Когда придет государь, он и с иеговыми разберется, как с еретиками… Ладно, не мое дело. Ким мой самый древний приятель, мой союзник. А попов он, пожалуй, еще больше моего не любит…
Пастух выбрался на дорогу и неспешно двинулся в сторону Черноморки. Он проходил курган, когда полностью рассвело. День обещал быть солнечным, весенним.
Едва Пастух отдалился от кургана, как рядом с ним притормозил старенький, пыльный, желтый «Москвич». Открылась передняя дверь и худощавый, морщинистый, загорелый до темно-коричневого цвета пожилой кореец высунулся из машины.
— Здорово, Юра, не спится?
— Не спится, Ким.
— Ну, садись, подброшу.
Брама — аномалия необычная
Черная «Волга» немного притормозила.
— А це у нас чудо природы, — сказал голова, махнув рукой в сторону Брамы.
— Да, мы уже видели, — отец Иван осторожно спросил, — а что, правду говорят, что это у вас тут аномальная зона? Я еще в городе слышал.

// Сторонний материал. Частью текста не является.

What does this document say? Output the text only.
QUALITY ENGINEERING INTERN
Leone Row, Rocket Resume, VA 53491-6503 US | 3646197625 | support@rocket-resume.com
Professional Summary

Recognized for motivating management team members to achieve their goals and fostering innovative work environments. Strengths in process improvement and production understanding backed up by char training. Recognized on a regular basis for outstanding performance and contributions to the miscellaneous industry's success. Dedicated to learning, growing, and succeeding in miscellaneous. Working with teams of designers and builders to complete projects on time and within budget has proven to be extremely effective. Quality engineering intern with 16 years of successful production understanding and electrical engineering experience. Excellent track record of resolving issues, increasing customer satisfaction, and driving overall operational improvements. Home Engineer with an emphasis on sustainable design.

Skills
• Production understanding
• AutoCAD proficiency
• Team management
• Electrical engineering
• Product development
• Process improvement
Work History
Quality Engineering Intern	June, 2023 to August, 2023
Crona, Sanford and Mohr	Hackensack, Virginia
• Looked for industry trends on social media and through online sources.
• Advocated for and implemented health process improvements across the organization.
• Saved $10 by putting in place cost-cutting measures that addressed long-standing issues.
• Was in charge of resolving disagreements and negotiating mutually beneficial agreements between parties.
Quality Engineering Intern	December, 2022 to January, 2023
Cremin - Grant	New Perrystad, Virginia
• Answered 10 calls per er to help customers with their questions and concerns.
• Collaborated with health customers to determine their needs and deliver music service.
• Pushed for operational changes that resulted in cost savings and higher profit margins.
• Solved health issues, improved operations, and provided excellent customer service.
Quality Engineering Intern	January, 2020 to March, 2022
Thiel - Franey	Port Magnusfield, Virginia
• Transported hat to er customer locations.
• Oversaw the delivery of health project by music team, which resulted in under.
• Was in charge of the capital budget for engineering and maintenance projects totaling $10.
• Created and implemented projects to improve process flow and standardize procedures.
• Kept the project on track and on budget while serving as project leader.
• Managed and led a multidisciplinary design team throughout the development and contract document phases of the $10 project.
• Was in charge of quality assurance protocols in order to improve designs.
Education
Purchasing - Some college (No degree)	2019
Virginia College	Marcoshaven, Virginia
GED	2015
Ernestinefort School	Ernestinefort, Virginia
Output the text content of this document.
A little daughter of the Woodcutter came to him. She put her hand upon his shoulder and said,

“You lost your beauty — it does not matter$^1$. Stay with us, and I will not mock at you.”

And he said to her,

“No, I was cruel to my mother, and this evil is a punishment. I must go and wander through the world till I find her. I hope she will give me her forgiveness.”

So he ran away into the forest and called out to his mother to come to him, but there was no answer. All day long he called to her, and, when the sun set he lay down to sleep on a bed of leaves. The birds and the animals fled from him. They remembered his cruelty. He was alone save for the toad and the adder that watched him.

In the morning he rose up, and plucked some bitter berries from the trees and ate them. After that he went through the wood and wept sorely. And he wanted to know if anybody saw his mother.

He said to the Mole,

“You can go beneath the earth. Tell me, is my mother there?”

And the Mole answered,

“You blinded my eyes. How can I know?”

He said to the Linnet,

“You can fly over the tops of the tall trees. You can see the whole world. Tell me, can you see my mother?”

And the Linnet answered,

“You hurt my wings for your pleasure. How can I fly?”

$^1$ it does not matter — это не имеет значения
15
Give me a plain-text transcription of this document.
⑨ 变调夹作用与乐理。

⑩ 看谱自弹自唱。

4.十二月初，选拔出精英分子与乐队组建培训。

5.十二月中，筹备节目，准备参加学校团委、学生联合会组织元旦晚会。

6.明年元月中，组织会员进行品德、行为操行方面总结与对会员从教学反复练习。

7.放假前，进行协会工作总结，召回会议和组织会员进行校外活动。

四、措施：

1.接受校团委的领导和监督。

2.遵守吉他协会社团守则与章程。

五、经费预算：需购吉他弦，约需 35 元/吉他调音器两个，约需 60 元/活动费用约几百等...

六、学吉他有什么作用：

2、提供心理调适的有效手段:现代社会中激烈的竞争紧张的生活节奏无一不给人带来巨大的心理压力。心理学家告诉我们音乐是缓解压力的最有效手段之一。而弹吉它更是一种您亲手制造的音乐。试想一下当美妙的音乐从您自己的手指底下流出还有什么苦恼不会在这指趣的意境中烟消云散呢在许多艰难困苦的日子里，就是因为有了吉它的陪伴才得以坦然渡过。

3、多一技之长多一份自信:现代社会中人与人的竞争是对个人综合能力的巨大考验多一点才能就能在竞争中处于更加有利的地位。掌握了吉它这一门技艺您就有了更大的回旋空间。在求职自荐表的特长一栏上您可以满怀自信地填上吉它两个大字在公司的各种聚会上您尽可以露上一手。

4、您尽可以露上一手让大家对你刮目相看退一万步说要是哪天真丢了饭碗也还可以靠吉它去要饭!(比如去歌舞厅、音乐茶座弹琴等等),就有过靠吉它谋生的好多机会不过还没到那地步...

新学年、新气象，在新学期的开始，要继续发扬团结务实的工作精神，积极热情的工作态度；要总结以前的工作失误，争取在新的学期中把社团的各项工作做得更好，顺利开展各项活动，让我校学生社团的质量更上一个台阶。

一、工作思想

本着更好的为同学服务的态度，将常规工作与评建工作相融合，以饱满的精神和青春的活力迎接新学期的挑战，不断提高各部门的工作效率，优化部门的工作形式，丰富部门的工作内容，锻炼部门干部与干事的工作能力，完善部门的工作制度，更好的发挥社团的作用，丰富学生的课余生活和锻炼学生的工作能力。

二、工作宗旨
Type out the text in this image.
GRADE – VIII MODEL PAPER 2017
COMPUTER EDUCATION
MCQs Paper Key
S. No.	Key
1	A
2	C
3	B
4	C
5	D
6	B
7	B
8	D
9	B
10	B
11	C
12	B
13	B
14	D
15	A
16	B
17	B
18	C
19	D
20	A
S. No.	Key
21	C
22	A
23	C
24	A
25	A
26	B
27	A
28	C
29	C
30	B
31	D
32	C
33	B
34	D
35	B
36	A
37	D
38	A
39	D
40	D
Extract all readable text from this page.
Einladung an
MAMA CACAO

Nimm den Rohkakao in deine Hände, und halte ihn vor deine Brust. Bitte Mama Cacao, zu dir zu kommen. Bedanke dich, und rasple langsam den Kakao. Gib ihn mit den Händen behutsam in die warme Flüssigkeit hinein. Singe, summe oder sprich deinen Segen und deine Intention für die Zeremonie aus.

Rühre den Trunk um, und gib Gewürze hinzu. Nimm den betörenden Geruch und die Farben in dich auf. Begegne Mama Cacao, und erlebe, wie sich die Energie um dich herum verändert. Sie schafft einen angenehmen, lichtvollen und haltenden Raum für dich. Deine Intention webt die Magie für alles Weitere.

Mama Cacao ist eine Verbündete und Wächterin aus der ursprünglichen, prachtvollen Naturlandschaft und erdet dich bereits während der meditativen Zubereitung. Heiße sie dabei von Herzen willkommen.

— Ну, як вам сказать, — осторожно ответил голова. — Балакают разное. Да, разное балакают. Вы… вы лучше нашего Николая спытайте. Он много што про Браму знает. Хлопчик хороший, только чуть странным стал со своей Брамой. Он у нас… — В этот момент колесо машины угодило в выбоину и всех немного тряхнуло. Голова на минуту замолчал. Потом снова заговорил, и голос его теперь звучал тихо и немного загадочно:
— Мобилка у меня постоянно дохне возле Брамы. Представляете! А як Браму проезжаешь, включается. Так, может што и есть, в этой Браме. Да… А как-то ночью я домой ихал… тоже… привиделось…
Голова весело хохотнул, но о том, что ему там привиделось, говорить не стал.
Машина обогнула подсыхающую, но еще довольно большую «океаническую» лужу и повернула в сторону Черноморки. Показались корейские угодья.
— Фермеры, — сказал голова мрачным голосом и махнул рукой в сторону корейских плантаций. — Буржуи, эксплуататоры. И эти еще, як их, иеговы… Вот ваша церковь, отец Иван, як к иеговым относится?
— Сектанты, — коротко ответил батюшка.
— Вот и я кажу, сектанты! — оживился голова. — А еще, агенты западного влияния. Враги, одним словом. Буржуи. При советской власти их бы всех давно, того, в места не столь отдаленные… Сектанты, — подытожил голова и замолчал.
Образцовый коммунист, я таких еще не встречал, — подумал я. — И делец, делец до мозга кости! Боже, как все перемешано. А тут еще и аномальная зона. Что там Николай вчера говорил о внешнем бессознательном воздействии Брамы? Что-то там о консервации временных пластов сознания.
Кажется, правота его слов только что подтвердилась. Теперь понятны и перестроечные плакаты и портреты Ленина всюду. И устойчивая любовь к советскому укладу жизни…
— В селе работы нема, — продолжил председатель, — а им это только на руку. На людском горе разживаются. Сектанты! Люди у них, як рабы, с утра до ночи за так работают. Кровососы! Кровососы! — повторил голова и вдруг в сердцах воскликнул — но шо ты сделаешь с этими фермерами, когда советской власти нема! Вот, нема советской власти!